ProPublica nasce nel 2007, un giornale investigativo senza fini di lucro, che vive di donazioni di privati e fondazioni.
Un tipico esempio di crowdfunding. Ma cos’è?
Il crowdfunding è un fenomeno nato in Australia e negli Stati Uniti, attraverso il quale il promotore di un’iniziativa a carattere economico, sociale, culturale o benefico richiede al pubblico indistinto (crowd), tramite un sito internet (il portale o piattaforma), somme di denaro, anche di modesta entità, per sostenere il progetto esposto (funding).
ProPublica ha una struttura classica, con una redazione di 32 giornalisti, il suo direttore è Paul Steiger, ex direttore del Wall Street Journal. Ma ha qualcosa che gli altri non hanno: non ha “mecenati” che finanziano l’attività, non ha quindi nessuno a cui dover conto, se non i propri lettori. Che oltre ad essere un metro di giudizio, diventano anche giornalisti stessi. Tra i tanti progetti di ProPublica, uno è proprio un’inchiesta sull’Ads di Facebook; è stato realizzato un tool online chiamato Facebook Political Ad Collector (funziona sia sul browser Chrome che su Firefox di Mozilla e si installa come estensione) che consente agli utenti di Facebook di inviare automaticamente alla fondazione gli annunci politici che vengono visualizzati nella proprio bacheca (sul news feed). In questo modo i cittadini diventano loro stessi fonti di informazione.
Non solo un esempio di crowdfunding, ma anche un esempio di giornalismo partecipativo.

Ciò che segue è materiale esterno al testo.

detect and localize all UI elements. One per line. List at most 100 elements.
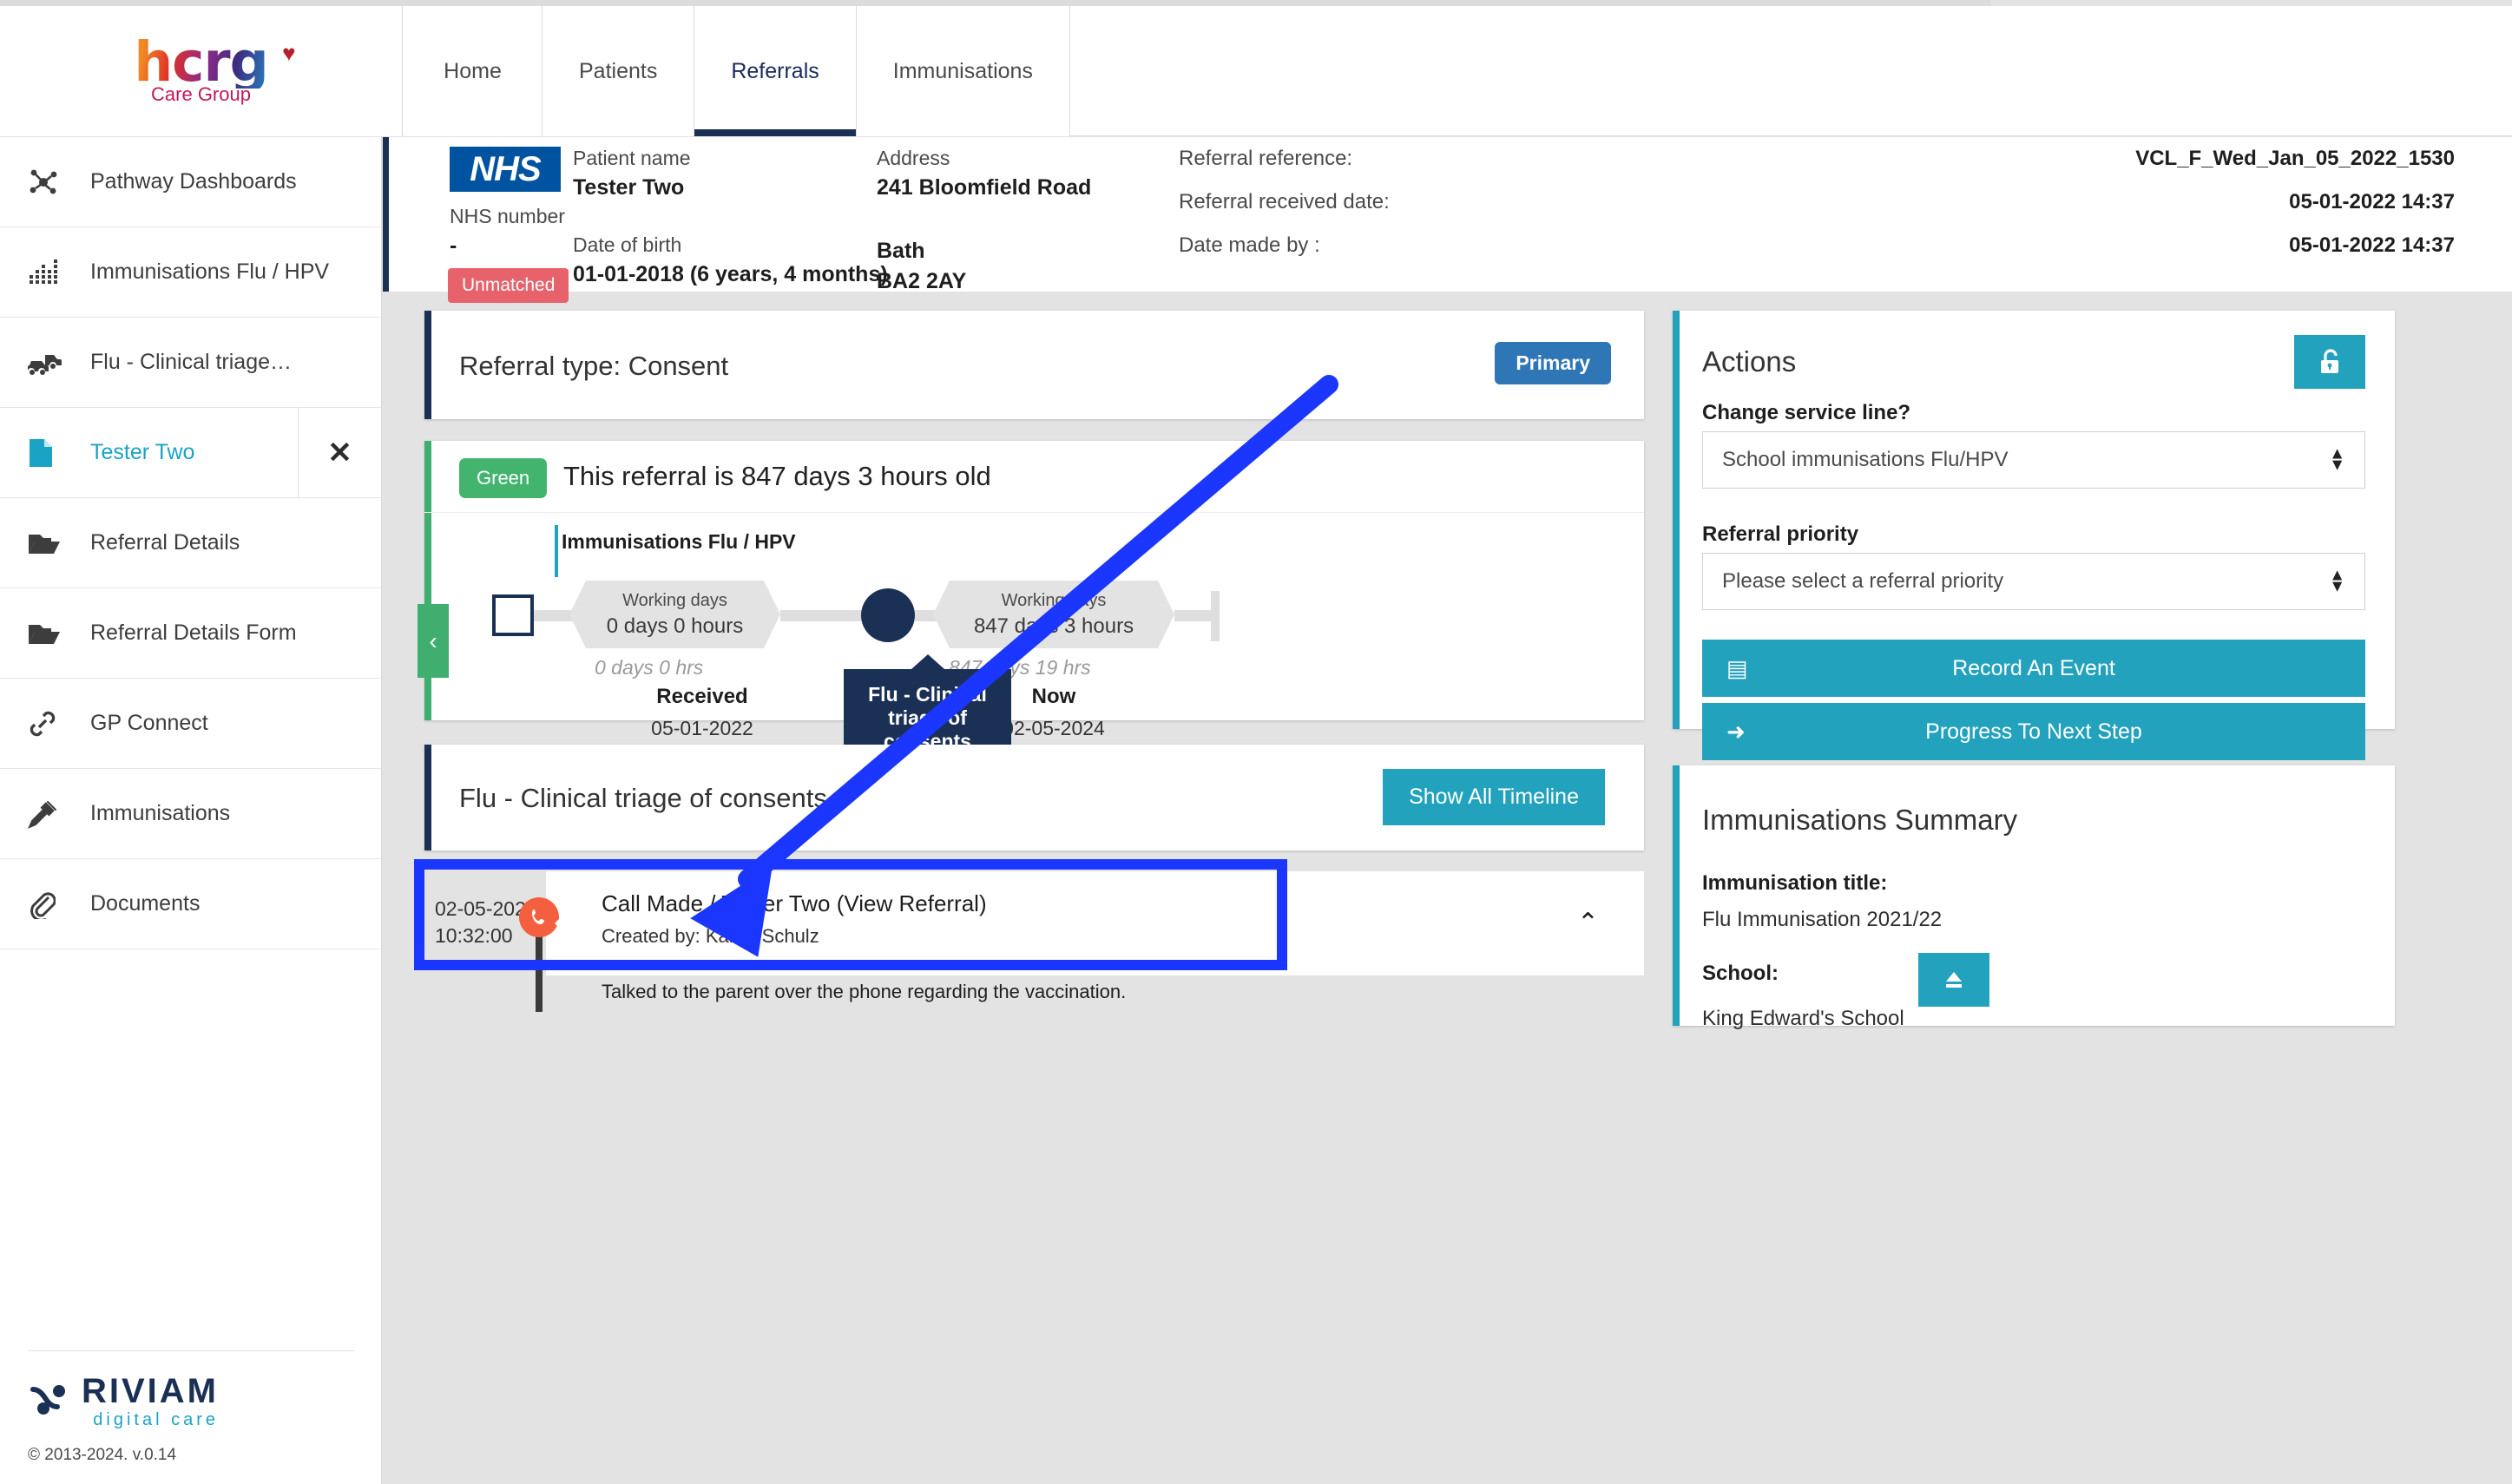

Internet ha rimescolato le carte in tavola, ha scombussolato le fondamenta del giornalismo e ProPublica ne è l’esempio lampante; è una dimostrazione che anche qualcosa di nuovo può nascere e crescere a testa alta, diventando talmente importante da ricevere il Premio Pulitzer. Si avete capito bene, il premio più ambito è stato dato proprio ad un ibrido come ProPublica: ad essere premiata è stata l’inchiesta sull’uragano Katrina, quando in un ospedale di emergenza allestito nella città di New Orleans medici e infermieri furono costretti a scelte particolarmente drammatiche e dolorose, di fronte al numero gigantesco di feriti gravi e alla mancanza di strumenti e medici.
“Un articolo”, si legge nelle motivazioni del premio, “che testimonia le decisioni cruciali – vita o morte – che fu costretto a prendere un medico esausto, quando il suo ospedale si trovò di fatto isolato a seguito dei danni provocati dall’uragano”. Si tratta della prima volta che un sito internet vince un premio Pulitzer.
Ricapitolando: si dice che il giornalismo investigativo sia morto, che il giornalismo in generale sia morto, che la crisi editoriale porterà alla chiusura di tutte le redazioni, e che internet ha dato voce a troppi “imbecilli”. Eppure, dall’esempio di ProPublica non sembra.
Primo sito internet premiato dal Pulitzer, più di 100 storie pubblicate sulle testati più importanti, il vertice piramidale che si rompe, per dar spazio ai cittadini che diventano i primi protagonisti, oltre ad essere lettori, un giornalismo investigativo con meccanismi innovativi.
La formula di ProPublica può essere esportabile? Possiamo invertire i meccanismi tradizionali e non aver paura della novità e dell’innvazione?